Currently, when a sector becomes popular, many fund companies rush to launch related ETFs. For example, in the metals sector, 22 ETFs have been established, with 7 launched this year. The largest metal ETF was launched in 2017. Similarly, oil and gas ETFs have seen many new products recently.
It’s important to note that ETF operational costs are high, including marketing, staff salaries, index licensing, and market maker fees. A single ETF needs assets of at least 10-20 billion yuan to cover basic costs. Industry insiders warn that ETFs consume significant resources, and blind competition is not advisable.
Rational Planning to Build Core Competitiveness
For the ETF sector, where the Matthew Effect is prominent, a herd mentality among fund companies often leads to marginalization of many products. Regulators have previously reminded fund companies to act within their capacity.
The China Securities Regulatory Commission’s previous “Institutional Supervision Report” emphasized supporting market-based development of ETF products.
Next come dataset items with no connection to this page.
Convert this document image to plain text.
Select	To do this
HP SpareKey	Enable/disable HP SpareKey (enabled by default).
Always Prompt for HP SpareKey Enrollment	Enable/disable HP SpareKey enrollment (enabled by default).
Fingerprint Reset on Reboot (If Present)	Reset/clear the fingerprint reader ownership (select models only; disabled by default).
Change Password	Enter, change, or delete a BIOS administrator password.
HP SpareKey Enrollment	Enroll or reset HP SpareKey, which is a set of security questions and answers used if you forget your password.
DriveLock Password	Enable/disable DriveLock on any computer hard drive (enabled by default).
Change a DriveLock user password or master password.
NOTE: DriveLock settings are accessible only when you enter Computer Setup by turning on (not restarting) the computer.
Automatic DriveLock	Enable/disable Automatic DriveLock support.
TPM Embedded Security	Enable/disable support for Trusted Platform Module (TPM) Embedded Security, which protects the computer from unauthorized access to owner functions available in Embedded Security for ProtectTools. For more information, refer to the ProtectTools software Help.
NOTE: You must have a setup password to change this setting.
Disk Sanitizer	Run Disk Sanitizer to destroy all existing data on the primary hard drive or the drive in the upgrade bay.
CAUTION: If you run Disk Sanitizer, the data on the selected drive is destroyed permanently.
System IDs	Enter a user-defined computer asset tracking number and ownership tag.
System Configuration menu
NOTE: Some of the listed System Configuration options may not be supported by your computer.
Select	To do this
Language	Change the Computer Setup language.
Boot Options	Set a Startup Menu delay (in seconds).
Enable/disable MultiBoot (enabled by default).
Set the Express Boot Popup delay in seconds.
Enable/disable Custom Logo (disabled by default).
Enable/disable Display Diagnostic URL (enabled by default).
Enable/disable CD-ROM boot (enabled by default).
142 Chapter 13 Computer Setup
It also urged fund managers to assess market trends and investor needs carefully, avoid herd behavior, and prevent issues like poor fundraising or unstable operations caused by over-competition.
HuaAn Fund’s Deputy General Manager Xu Zhiyan told Shanghai Securities News that in the second half of the ETF industry, competition will shift from size to quality, with differentiation becoming the core advantage.
Regarding breaking the deadlock, Xu believes that product innovation should focus on addressing actual needs rather than simple index replication. This includes deepening main broad-based tracks, improving liquidity and trading efficiency, and proactively developing thematic products in emerging fields like new productivity, technological independence, and green transformation—areas that reflect industry insights. Additionally, service models should shift from “selling products” to “helping with allocation.” ETFs are just the starting point for asset allocation; managers should provide clear strategic logic, regular portfolio reviews, and investment advisory solutions to help investors avoid chasing gains and losses, promoting long-term holding.
Deng Hu, an analyst at Shenwan Hongyuan Securities, stated in a report that most broad-based ETFs in China now have management fees as low as 0.15% annually. Improving returns through detailed management will play a more significant role in future competition. For industry-specific ETFs, some products may initially seem niche, but when market conditions turn favorable, early-launched products tend to attract the most attention.